Uganda Police through the Criminal Investigations Department has summoned businessmen Charles Mbire, Omar Mandela and organisations that are being implicated in the Bank of Uganda irregular procurement and supply chain activities.
Mbire is the MTN Uganda Chairperson whereas Mandela is the proprietor of Café Javas and City Tyres.
On Monday, Police mouthpiece Fred Enanga said CID has taken over the investigations and it’s has arranged to record statements from United Nation lawyers plus other individuals and organisations involved the scandal.
The businessmen are expected to appear at the CID Headquarters on Tuesday, June 18, 2019 for interrogation.
“Several statements have been obtained from different directors, managers and employees with knowledge on the whole documentation process. These include the directors of banking from Bank of Uganda, director legal, auditors from the bank. Additional statements were also recorded from Uganda Revenue Authority customs officials. Other arrangements are also done to record statements from the UN, other organisations and selected business persons who are being mentioned in this scandal,” said Enanga at the police headquarters in Naguru.
All investigations will be manned by CID head Grace Akullo.
“CID has taken over all the inquiries into the irregularities surrounding the consignments of money that were printed in the related supply chain. The directorate will, however, work alongside State House’s Anti-Corruption Unit’s Lt Col Edith Nakalema’s unit,” said Enanga.
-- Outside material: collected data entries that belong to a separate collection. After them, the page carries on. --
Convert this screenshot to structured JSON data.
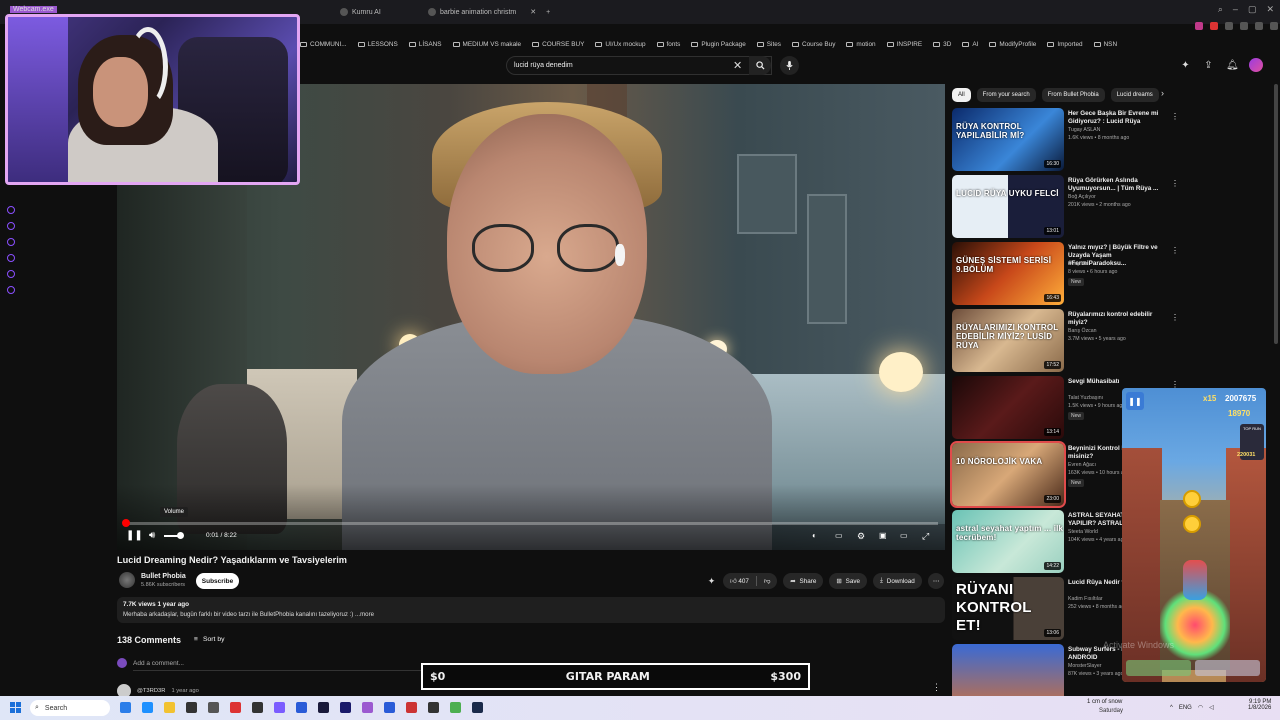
{
  "browser": {
    "tabs": [
      {
        "label": "Webcam.exe"
      },
      {
        "label": "Kumru AI"
      },
      {
        "label": "barbie animation christm"
      }
    ],
    "bookmarks": [
      "COMMUNI...",
      "LESSONS",
      "LİSANS",
      "MEDIUM VS makale",
      "COURSE BUY",
      "UI/Ux mockup",
      "fonts",
      "Plugin Package",
      "Sites",
      "Course Buy",
      "motion",
      "INSPIRE",
      "3D",
      "AI",
      "ModifyProfile",
      "Imported",
      "NSN"
    ]
  },
  "search": {
    "query": "lucid rüya denedim"
  },
  "video": {
    "volume_tooltip": "Volume",
    "timecode": "0:01 / 8:22",
    "progress_fraction": 0.002,
    "title": "Lucid Dreaming Nedir? Yaşadıklarım ve Tavsiyelerim",
    "channel": "Bullet Phobia",
    "subscribers": "5.86K subscribers",
    "subscribe_label": "Subscribe",
    "likes": "407",
    "share_label": "Share",
    "save_label": "Save",
    "download_label": "Download",
    "desc_meta": "7.7K views  1 year ago",
    "desc_text": "Merhaba arkadaşlar, bugün farklı bir video tarzı ile BulletPhobia kanalını tazeliyoruz :)  ...more"
  },
  "comments": {
    "count": "138 Comments",
    "sort_label": "Sort by",
    "add_placeholder": "Add a comment...",
    "first_user": "@T3RD3R",
    "first_time": "1 year ago"
  },
  "chips": [
    "All",
    "From your search",
    "From Bullet Phobia",
    "Lucid dreams"
  ],
  "recommendations": [
    {
      "title": "Her Gece Başka Bir Evrene mi Gidiyoruz? : Lucid Rüya",
      "channel": "Tugay ASLAN",
      "meta": "1.6K views • 8 months ago",
      "duration": "16:30",
      "thumb_text": "RÜYA KONTROL YAPILABİLİR Mİ?",
      "new": ""
    },
    {
      "title": "Rüya Görürken Aslında Uyumuyorsun... | Tüm Rüya ...",
      "channel": "Boğ Açılıyor",
      "meta": "201K views • 2 months ago",
      "duration": "13:01",
      "thumb_text": "LUCID RÜYA   UYKU FELCİ",
      "new": ""
    },
    {
      "title": "Yalnız mıyız? | Büyük Filtre ve Uzayda Yaşam #FermiParadoksu...",
      "channel": "Uzay Ve",
      "meta": "8 views • 6 hours ago",
      "duration": "16:43",
      "thumb_text": "GÜNEŞ SİSTEMİ SERİSİ 9.BÖLÜM",
      "new": "New"
    },
    {
      "title": "Rüyalarımızı kontrol edebilir miyiz?",
      "channel": "Barış Özcan",
      "meta": "3.7M views • 5 years ago",
      "duration": "17:52",
      "thumb_text": "RÜYALARIMIZI KONTROL EDEBİLİR MİYİZ? LUSİD RÜYA",
      "new": ""
    },
    {
      "title": "Sevgi Mühasibatı",
      "channel": "Talat Yuzbaşını",
      "meta": "1.5K views • 9 hours ago",
      "duration": "13:14",
      "thumb_text": "",
      "new": "New"
    },
    {
      "title": "Beyninizi Kontrol Etmek Emin misiniz?",
      "channel": "Evren Ağacı",
      "meta": "163K views • 10 hours ago",
      "duration": "23:00",
      "thumb_text": "10 NÖROLOJİK VAKA",
      "new": "New"
    },
    {
      "title": "ASTRAL SEYAHAT NASIL YAPILIR? ASTRAL SEYAHAT ...",
      "channel": "Steeta World",
      "meta": "104K views • 4 years ago",
      "duration": "14:22",
      "thumb_text": "astral seyahat yaptım ... ilk tecrübem!",
      "new": ""
    },
    {
      "title": "Lucid Rüya Nedir ve Nasıl ...",
      "channel": "Kadim Fısıltılar",
      "meta": "252 views • 8 months ago",
      "duration": "13:06",
      "thumb_text": "RÜYANI KONTROL ET!",
      "new": ""
    },
    {
      "title": "Subway Surfers - High Score | ANDROID",
      "channel": "MonsterSlayer",
      "meta": "87K views • 3 years ago",
      "duration": "",
      "thumb_text": "",
      "new": ""
    }
  ],
  "webcam": {
    "label": "Webcam.exe"
  },
  "game": {
    "multiplier": "x15",
    "score": "2007675",
    "coins": "18970",
    "top_label": "TOP RUN",
    "top_score": "220031"
  },
  "watermark": "Activate Windows",
  "gitar": {
    "left": "$0",
    "center": "GITAR PARAM",
    "right": "$300"
  },
  "taskbar": {
    "search_label": "Search",
    "weather": "1 cm of snow",
    "weather_day": "Saturday",
    "lang": "ENG",
    "time": "9:19 PM",
    "date": "1/8/2026"
  }
}
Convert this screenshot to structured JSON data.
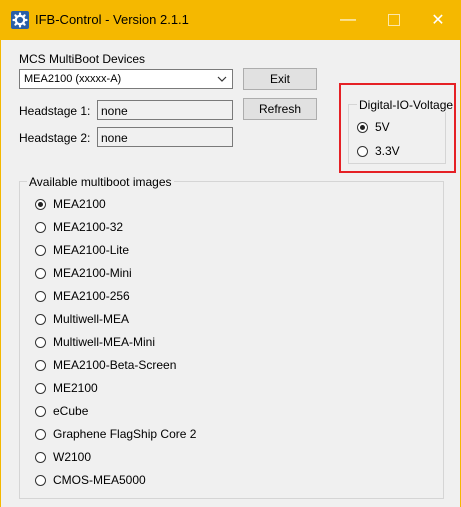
{
  "window": {
    "title": "IFB-Control - Version 2.1.1",
    "controls": {
      "minimize": "—",
      "close": "✕"
    },
    "accent": "#f5b800"
  },
  "devices": {
    "label": "MCS MultiBoot Devices",
    "selected": "MEA2100 (xxxxx-A)",
    "exit_label": "Exit",
    "refresh_label": "Refresh"
  },
  "headstages": [
    {
      "label": "Headstage 1:",
      "value": "none"
    },
    {
      "label": "Headstage 2:",
      "value": "none"
    }
  ],
  "voltage": {
    "title": "Digital-IO-Voltage",
    "options": [
      {
        "label": "5V",
        "selected": true
      },
      {
        "label": "3.3V",
        "selected": false
      }
    ],
    "highlight_color": "#e52025"
  },
  "images": {
    "title": "Available multiboot images",
    "options": [
      {
        "label": "MEA2100",
        "selected": true
      },
      {
        "label": "MEA2100-32",
        "selected": false
      },
      {
        "label": "MEA2100-Lite",
        "selected": false
      },
      {
        "label": "MEA2100-Mini",
        "selected": false
      },
      {
        "label": "MEA2100-256",
        "selected": false
      },
      {
        "label": "Multiwell-MEA",
        "selected": false
      },
      {
        "label": "Multiwell-MEA-Mini",
        "selected": false
      },
      {
        "label": "MEA2100-Beta-Screen",
        "selected": false
      },
      {
        "label": "ME2100",
        "selected": false
      },
      {
        "label": "eCube",
        "selected": false
      },
      {
        "label": "Graphene FlagShip Core 2",
        "selected": false
      },
      {
        "label": "W2100",
        "selected": false
      },
      {
        "label": "CMOS-MEA5000",
        "selected": false
      }
    ]
  }
}
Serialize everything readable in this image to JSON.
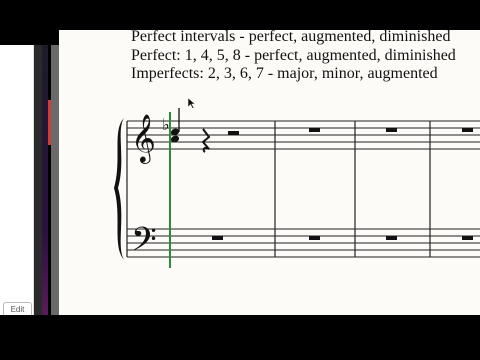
{
  "text": {
    "line_cut": "Perfect intervals - perfect, augmented, diminished",
    "line1": "Perfect: 1, 4, 5, 8 - perfect, augmented, diminished",
    "line2": "Imperfects: 2, 3, 6, 7 - major, minor, augmented"
  },
  "left_panel": {
    "edit_label": "Edit"
  },
  "icons": {
    "cursor": "mouse-pointer-icon",
    "treble": "treble-clef-icon",
    "bass": "bass-clef-icon",
    "brace": "brace-icon",
    "flat": "flat-accidental-icon",
    "rest": "quarter-rest-icon",
    "whole_rest": "whole-rest-icon",
    "half_rest": "half-rest-icon"
  },
  "colors": {
    "playhead": "#2e8b3e",
    "paper": "#fdfbf7",
    "ink": "#111111"
  }
}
Government Spokesperson Ofwono Opondo on Friday dragged city tycoons Mbire, Omar Ahmed Mandela into the saga.
Speaking to the media at Uganda Media Centre in Kampala, Opondo said the investigation so far seemed to point that there was no additional money printed by either officials of BoU or somebody and later delivered to Uganda.
“Our investigations point to some business people and other organisations who were simply taking advantage of a cheap flight that had already been chartered by Bank of Uganda,” he disclosed.
The government mouthpiece said that BoU procured items from France and chartered a plane from Paris to deliver its consignment of 20 pallets to Uganda on April 27, 2019 with the bank staff.
After they had checked and cleared the items, one of the staff noticed that the plane was carrying additional five pallets.
According to Opondo, the extra pallets belonged to 13 private individuals and organisations including the United Nations (UN) irregularly loaded unto the cargo plane. No other items were meant to be on the plane except Bank of Uganda’s.
“Very surprisingly the United Nations and USAID are among them. The plane carried UN supplies like blood reagents, solar equipment and other items. There were also goods for other local Ugandans like Charles Mbire, Mandela Millers and Uptake Uganda Investment Limited.
Earlier on, Col Nakalema, the head of State House Anti-Corruption Unit had confirmed that they were carrying out an investigation on the central bank following the currency ‘shipping’ saga.
“A number of senior bank personnel, customs and Civil Authority personnel are being questioned” with regard to the Bank’s procurement and supply chain activities,” she said in a statement.
Collaborated reports indicated that eight directors at Bank of Uganda are under investigation by police, military and State House Anti-Corruption Unit for illegally printing and smuggling money in the excess of sh90 billions.
Col Nakalema however said the operation would not affect the normal running of the Central Bank.
The illicit huge monies Nakalema’s team alongside Police are probing, entered the country through Entebbe International Airport from France aboard a private airplane which usually transports BoU new currency.
Mbire speaks out:
On Saturday, Mbire said it was not his business on how his cargo got on the Bank of Uganda chartered plane flight.
The businessman told Daily Monitor that after buying 20 litres of adhesive glue in London, he contracted Allied Cargo Express, a London-based shipping agency, to deliver it to Entebbe International Airport.
Mbire said he only went to the airport to receive the glue meant for his boat.
“I had no direct business to do with the people of the cargo plane because after buying 20 litres of adhesive glue in London, I contracted Allied Cargo Express, who are also in London, to ship it for me. I am not part of choosing how the glue came here but I went to pick it at the airport,” Mbire told the local daily.
The businessman said he was not sure whether there was connivance between Allied Cargo Express and the company running the Cargo plane to airlift their client’s cargo on a chartered aircraft.
“This is like DHL because when you ship, you wait to receive and the shipper handles the logistics,” he explained.